Nel momento in cui lo metto, a quel punto è difficile nasconderlo, nel senso che devo necessariamente averlo come ultimo strato per far sì che si sviluppi la protezione della testa.
Dicevamo che l'estate può fare molto caldo, per cui abbiamo, ci siamo resi conto che, è vero, stavamo puntando al massimo dal punto di vista della protezione, ma stavamo progettando un prodotto che era, mettiamolo così, per cui probabilmente le persone non sarebbero state ancora pronte e per cui il percorso che abbiamo fatto è stato proprio andare a sviluppare un prodotto che invece
fosse quanto più accettabile possibile. Mettiamo così, non ci sono scuse, ecco, con FutureAge come è pensato oggi.
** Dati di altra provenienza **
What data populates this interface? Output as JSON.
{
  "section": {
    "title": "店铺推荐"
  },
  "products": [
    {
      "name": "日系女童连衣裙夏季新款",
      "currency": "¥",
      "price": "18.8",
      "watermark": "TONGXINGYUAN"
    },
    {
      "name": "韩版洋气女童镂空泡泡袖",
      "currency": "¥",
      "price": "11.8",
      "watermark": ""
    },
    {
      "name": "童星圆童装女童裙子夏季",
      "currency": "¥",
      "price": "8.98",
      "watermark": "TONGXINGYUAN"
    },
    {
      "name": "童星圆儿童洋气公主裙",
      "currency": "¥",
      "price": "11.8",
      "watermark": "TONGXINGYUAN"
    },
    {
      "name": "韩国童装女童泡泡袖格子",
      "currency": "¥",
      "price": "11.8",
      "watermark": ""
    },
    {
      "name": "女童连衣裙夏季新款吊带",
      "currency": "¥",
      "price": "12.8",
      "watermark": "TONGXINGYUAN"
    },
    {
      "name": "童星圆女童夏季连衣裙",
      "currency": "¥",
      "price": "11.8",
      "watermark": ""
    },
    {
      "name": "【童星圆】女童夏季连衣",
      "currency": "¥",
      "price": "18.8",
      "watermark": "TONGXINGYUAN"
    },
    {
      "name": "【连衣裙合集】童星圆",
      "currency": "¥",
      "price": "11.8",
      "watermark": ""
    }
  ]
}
Nulla ci vieta, anzi, in realtà già sappiamo che vorremmo tornare lì. Quello che sappiamo per esperienza è che il mercato, inteso come insieme, anzi, come universo degli utenti, ha bisogno di essere abituato alle cose.
Su questo faccio un parallelismo col mondo motociclistico. Il primissimo airbag, il primissimo prototipo di Dainese di airbag indossabile, è anche in quel caso un gilet, e un gilet con un gigantesco airbag di stampa automotive che si gonfiava andando a coprire praticamente tutte le parti del corpo e questo era nei primi, nel 2000 se non sbaglio, 2000-2001.
Il primo airbag che è stato effettivamente commercializzato era quello per la MotoGP e proteggeva soltanto la spalla.
Perché? Proprio per questo discorso stiamo facendo sull'accettabilità.
Diciamo che siamo andati a cercare...
dico siamo scusa perché io lavoravo in Dainese al tempo...
siamo andati a cercare quella protezione che fosse necessaria, diciamo che nel caso dei piloti professionisti la frattura della clavicola è tendenzialmente l'infortunio contemporaneamente grave e frequente abbastanza da richiedere un'attenzione specifica in particolare la dinamica è quella dell'highside in cui il pilota viene
proiettato a 2-3 metri d'altezza e quando cade tipicamente per un effetto di rotazione cade sulla spalla.
Proteggere da quell'energia come una protezione tradizionale vorrebbe di indossare un materasso praticamente. Ovviamente che a quel punto materasso non è più compatibile con il fare una gara di MotoGP. Allora lì il percorso è stato sviluppare un airbag per quella specifica casistica che non era possibile risolvere con le protezioni tradizionali. Poi da lì
il mercato, come dicevamo prima, si è riaperto, a quel punto sono ritornati i gilet, quindi una protezione che diventa sempre più ampia.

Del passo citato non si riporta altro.